After Murray's return to Sydney on 23 March, King sent a recommendation to England that Murray be commissioned as a lieutenant.

=== Further travels ===
On 22 July 1802, Murray set off again in the Lady Nelson, which had become a supply ship accompanying , commanded by Matthew Flinders, in the circumnavigation of Australia. Due to her old sails and a need for caulking, she proved unfit and on 17 October, when they were off the Cumberland Islands, Flinders ordered Murray to return to Sydney.

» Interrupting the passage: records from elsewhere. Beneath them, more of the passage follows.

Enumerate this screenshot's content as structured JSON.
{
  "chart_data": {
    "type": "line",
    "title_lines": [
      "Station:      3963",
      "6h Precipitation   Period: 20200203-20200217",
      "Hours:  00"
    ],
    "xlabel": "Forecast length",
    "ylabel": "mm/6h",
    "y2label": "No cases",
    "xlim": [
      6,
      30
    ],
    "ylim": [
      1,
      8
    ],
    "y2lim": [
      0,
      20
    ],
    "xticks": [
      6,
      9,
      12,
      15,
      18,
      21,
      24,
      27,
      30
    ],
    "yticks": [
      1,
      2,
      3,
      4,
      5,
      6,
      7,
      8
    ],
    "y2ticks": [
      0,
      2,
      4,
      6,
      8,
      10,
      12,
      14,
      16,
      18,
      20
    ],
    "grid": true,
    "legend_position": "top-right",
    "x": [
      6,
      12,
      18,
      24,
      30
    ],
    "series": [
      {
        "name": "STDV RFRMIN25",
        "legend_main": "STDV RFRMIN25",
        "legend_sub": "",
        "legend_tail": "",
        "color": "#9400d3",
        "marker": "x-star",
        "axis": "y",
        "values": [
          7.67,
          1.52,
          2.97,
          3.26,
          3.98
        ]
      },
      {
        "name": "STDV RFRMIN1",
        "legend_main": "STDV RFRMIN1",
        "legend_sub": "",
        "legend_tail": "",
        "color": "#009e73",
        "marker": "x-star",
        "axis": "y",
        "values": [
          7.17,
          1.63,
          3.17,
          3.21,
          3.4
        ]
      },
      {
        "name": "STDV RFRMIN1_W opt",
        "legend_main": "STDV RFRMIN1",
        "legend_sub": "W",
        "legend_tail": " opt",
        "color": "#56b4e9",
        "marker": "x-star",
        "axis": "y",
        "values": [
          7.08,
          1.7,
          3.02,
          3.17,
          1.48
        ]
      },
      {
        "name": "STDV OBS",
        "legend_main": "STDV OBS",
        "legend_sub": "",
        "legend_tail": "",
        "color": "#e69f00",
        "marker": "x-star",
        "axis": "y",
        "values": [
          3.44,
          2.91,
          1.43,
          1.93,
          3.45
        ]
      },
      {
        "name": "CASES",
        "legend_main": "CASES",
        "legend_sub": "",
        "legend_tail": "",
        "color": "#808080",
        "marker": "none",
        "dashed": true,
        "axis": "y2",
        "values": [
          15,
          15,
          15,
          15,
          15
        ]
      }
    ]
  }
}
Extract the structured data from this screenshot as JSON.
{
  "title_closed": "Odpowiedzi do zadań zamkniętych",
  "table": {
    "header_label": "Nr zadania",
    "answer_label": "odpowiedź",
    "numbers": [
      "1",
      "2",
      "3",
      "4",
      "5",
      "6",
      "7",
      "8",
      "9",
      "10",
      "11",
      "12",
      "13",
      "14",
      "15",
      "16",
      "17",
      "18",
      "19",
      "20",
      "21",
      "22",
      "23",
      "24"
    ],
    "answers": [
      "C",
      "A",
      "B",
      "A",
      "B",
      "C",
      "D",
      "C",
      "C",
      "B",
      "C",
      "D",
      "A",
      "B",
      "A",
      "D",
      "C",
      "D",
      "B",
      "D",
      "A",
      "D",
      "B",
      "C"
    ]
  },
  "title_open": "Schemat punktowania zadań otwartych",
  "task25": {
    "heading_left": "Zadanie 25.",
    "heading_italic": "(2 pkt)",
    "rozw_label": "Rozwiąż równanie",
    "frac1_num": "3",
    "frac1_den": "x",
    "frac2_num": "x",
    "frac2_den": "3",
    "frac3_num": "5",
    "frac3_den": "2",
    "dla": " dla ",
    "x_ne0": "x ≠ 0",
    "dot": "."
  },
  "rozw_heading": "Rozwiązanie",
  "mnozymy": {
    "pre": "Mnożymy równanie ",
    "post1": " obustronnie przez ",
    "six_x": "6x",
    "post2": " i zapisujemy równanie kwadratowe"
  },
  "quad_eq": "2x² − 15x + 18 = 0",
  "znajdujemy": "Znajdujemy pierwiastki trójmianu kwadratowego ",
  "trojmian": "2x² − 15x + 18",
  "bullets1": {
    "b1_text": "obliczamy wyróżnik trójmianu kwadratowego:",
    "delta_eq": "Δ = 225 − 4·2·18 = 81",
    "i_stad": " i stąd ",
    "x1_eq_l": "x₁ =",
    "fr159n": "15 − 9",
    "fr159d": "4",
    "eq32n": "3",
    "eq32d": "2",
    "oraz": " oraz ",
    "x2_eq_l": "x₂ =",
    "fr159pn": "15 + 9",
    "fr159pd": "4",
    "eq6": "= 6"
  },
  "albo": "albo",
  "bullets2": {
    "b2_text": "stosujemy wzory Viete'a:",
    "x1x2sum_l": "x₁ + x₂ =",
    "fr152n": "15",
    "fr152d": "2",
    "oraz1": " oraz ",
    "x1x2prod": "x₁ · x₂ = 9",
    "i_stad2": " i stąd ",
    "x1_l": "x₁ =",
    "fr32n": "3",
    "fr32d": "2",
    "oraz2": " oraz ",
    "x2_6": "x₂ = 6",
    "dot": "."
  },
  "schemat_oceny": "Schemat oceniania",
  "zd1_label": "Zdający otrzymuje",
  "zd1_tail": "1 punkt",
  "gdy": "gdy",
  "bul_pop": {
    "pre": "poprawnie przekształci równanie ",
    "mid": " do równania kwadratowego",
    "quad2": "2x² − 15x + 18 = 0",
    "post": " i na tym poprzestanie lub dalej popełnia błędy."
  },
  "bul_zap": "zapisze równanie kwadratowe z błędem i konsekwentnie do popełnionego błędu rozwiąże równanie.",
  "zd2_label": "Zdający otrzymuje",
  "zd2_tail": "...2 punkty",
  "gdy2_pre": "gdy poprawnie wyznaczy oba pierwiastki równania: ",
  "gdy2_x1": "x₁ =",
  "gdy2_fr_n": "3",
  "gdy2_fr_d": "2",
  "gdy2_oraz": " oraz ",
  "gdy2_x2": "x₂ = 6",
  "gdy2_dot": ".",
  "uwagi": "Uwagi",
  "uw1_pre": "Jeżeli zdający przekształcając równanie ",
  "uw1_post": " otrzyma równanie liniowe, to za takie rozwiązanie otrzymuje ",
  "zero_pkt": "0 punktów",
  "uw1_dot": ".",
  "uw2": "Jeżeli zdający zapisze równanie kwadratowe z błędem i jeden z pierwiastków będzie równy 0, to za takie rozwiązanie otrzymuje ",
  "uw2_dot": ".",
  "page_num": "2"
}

In April 1803, Governor King received a dispatch informing him that the Navy Board had refused to give Murray a full commission because he had given false details of previous service in England and had not served the required full six years as had claimed. Reluctantly, King was required to remove Murray from command of the Lady Nelson. However, he retained a good opinion of him, as evidenced by his later letters to Joseph Banks. Murray returned to England in the Glatton in May 1803.

== Later life ==

Murray's chart of the south coast of England between Worthing and Beachy Head, 1806

There is little record of Murray's later life. He appears as the surveyor of several English coastal charts between 1804 and 1810, which suggests he succeeded in repairing his reputation with the Admiralty, on behalf of which the maps were made. His date of death is unknown. There is record of a small vessel, The Herring, being lost in November 1814 under the command of a Lieutenant John Murray, though it is not certain if he was the same person because the name is relatively common.